Mas as novas gerações não têm essa capacidade de acumular riqueza, porque a subida dos salários reais é efémera e não permite obter capacidade de adquirir ativos reais, para gerarem investimento e consumo adicional no futuro.

É importante ter presente que o investimento em habitação própria é também uma das formas eficazes de poupança de longo prazo, e atualmente as taxas de juro para a constituição de uma hipoteca para a compra de uma habitação própria nos EUA estão na vizinhança de 8%. 

Os grandes motores de geração de riqueza nos EUA desde o início da pandemia até hoje foram os ativos reais e não os salários (31/12/2019-31/08/2023)

Fonte: Bloomberg, BBVA AM Portugal

Para se discutir os temas da inflação e das taxas de juro é necessário humildemente entender que são muitas as variáveis a interagir e que existem em curso várias alterações estruturais que se processam há décadas, e que a pandemia e a guerra apenas criaram uma ilusão aparente da reversão das mesmas, mas na realidade o que estes eventos vieram fazer, foi reforçar as tendências que vinham por detrás deste mundo envelhecido, endividado, desigual e tecnologicamente cada vez mais disruptivo.

Daí que, se compreendermos a origem da inflação, por onde se move e em que moldes irá ressurgir no futuro, em função da disrupção tecnológica (associada à inteligência artificial e à transacionalidade do setor dos serviços) e da demografia (associada à alteração dos padrões de consumo temporal e das alteração de perceção entre a posse e o usufruto), facilmente percebemos que o Higher-for-Longer não só não vai resolver os problemas económicos estruturais que realmente enfrentamos, como os pode vir a agravar ainda mais no futuro.
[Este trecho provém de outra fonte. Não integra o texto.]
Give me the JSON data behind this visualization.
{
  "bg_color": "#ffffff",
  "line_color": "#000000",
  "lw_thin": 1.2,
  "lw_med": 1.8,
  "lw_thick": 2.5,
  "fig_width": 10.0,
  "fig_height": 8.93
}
Neste enquadramento afere-se, que o Higher não pode ser for-Longer, nem nos EUA nem em muitas outras regiões do globo, uma vez que, a expressão Higher-for-Longer, apenas indica um caminho que ninguém quer realmente prosseguir, ou seja, desinvestimento, menor produtividade, maior risco para a transição energética, mais desemprego a prazo, salários reais baixos, incapacidade de acumulação de riqueza das novas gerações e inevitavelmente o agravamento da desigualdade.